Еще недавно не было слова краше, чем «свобода». Словно вдох чистого воздуха. Для тех, кто еще не забыл, что такое — чистый воздух. Во имя свободы потоки людей шли под дубинки ОМОНа. Позднее во имя свободы хватались за автомат. Что-то было жуткое в этом браке нежной свободы и мужественного автомата, родного брата власти и деспотизма. И дети пошли все больше в отца. Что в Грузии, что в Таджикистане, что в России. И все чаще возникал вопрос: ради чего — свобода?
Несмотря на все происшедшее, я продолжаю видеть в свободе величайшую ценность. Без пространства свободы человек не может тянуться вверх, развертываться из существа, предельно близкого к животному, в творение, подобное Богу. Но свобода — вечная возможность выбора. Между благородством и подлостью. Между подвигом и трусостью. Между жизнью и смертью. Между адом и раем.

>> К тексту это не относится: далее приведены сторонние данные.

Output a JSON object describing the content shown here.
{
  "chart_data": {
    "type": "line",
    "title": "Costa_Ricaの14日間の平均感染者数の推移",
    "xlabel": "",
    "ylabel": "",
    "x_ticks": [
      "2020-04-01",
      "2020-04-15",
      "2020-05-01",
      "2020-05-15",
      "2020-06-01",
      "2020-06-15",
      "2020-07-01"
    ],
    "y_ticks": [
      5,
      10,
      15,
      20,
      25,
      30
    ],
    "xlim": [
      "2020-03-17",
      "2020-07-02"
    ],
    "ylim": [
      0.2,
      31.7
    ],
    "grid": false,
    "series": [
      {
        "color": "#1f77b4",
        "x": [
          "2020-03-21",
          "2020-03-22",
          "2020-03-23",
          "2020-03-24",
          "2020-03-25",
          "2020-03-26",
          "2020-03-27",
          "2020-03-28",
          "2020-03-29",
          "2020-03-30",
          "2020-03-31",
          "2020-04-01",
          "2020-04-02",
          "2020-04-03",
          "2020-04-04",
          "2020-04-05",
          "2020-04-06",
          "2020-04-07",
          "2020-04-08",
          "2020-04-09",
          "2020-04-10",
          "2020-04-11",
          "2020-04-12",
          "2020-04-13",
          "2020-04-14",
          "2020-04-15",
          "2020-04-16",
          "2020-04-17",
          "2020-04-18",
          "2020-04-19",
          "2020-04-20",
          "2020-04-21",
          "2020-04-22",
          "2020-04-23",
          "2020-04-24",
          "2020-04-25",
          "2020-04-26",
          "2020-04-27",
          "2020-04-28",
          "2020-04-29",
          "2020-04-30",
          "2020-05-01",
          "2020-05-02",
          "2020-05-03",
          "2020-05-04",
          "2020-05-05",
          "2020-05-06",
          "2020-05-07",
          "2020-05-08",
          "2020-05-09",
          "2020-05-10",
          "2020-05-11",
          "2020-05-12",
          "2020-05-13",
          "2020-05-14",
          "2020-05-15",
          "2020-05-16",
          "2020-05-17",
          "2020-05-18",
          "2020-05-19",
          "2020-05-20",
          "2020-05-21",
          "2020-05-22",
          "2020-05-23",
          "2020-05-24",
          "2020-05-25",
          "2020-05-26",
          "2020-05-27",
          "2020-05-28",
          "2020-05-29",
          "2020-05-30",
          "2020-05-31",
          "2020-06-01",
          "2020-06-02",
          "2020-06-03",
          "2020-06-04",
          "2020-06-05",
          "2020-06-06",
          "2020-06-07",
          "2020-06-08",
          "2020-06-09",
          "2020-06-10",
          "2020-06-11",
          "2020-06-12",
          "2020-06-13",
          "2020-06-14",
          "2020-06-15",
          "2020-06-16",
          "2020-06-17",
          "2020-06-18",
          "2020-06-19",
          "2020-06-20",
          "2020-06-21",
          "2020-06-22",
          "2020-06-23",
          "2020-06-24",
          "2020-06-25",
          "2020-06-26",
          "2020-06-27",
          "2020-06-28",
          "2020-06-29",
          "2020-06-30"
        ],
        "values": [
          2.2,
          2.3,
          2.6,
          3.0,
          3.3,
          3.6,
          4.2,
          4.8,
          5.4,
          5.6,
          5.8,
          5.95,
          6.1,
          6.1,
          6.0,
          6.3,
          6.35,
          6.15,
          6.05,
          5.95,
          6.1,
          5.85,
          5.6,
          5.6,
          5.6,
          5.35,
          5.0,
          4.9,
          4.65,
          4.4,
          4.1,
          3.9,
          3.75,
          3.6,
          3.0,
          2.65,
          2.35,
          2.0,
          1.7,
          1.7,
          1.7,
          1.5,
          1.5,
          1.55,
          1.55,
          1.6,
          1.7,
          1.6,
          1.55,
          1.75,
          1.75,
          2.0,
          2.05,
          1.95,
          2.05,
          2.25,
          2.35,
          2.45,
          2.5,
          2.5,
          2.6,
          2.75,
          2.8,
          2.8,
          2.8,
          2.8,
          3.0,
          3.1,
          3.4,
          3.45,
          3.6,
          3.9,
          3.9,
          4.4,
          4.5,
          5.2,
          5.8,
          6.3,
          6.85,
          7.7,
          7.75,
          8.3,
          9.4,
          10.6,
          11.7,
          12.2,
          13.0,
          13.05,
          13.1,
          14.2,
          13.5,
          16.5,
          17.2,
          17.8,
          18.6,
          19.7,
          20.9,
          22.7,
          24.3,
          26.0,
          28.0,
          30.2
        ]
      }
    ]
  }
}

Человек, насаждающий свободу с помощью автомата или танков, насаждает рабство. Свобода «сильным», творящим произвол и насилие, — тирания для остальных. Свобода — это пространство, и чем его заполнить, зависит от каждого из нас. Свобода ценна постольку, поскольку помогает человеку отойти от животного состояния. Иначе она вырождается в деспотизм.
Так ради чего — свобода? Россия в массе своей страна христианско-исламская. Обе эти религии при всех своих различиях полностью признают авторитет слова Иисуса Христа. Две тысячи лет назад он сформулировал простую истину: «Возлюби ближнего своего как самого себя». Мы люди друг другу, и только альтруизм, добровольную взаимопомощь можно противопоставить эгоизму и насилию, порождающим страдания. В этом — путь подлинной свободы. Не свободы от окружающих, а освобождения вместе с ними. В этом состоит принцип солидарности — оборотной стороны подлинной свободы.
За последние годы либеральная агитационная машина сделала немало, чтобы скомпрометировать принцип солидарности. «Бросьте бедных — они достойны своей судьбы!», «Хватит сковывать талантливых!» Сегодня мы можем взглянуть в лица «талантов», поразительно напоминающих «трех толстяков». Это они должны были помочь оживить Россию-матушку. Да только матушка все хиреет. Слишком значительную роль в ее культуре играло и продолжает играть начало солидарности, взаимного вспомоществования, сопереживания, готовности помочь ближнему. «Лечение» российского общества путем «ампутации» солидарности может вести только к летальному исходу.
Вопреки логике индивидуализма, солидарность просто выгодна. Этот странный парадокс, который Чернышевский назвал «разумным эгоизмом», был сформулирован еще Шота Руставелли:«Что отдал, с тобой пребудет, что не отдал — потерял». Человек, готовый дарить, становится не рабом, а властелином вещей. Он меняет мир вокруг себя — и люди возвращают ему не только вещи, но и частицу души.
А как же быть с лентяями, жуликами, для которых альтруизм — возможность нажиться на глупости соседа? Но вот странная вещь. В некоторых традиционных обществах не закрывают дверей, а в Нью-Йорке и Москве от воров не спасают и решетки на окнах. Значит, что-то зависит от структуры общества, от тех ценностей, которые в нем преобладают.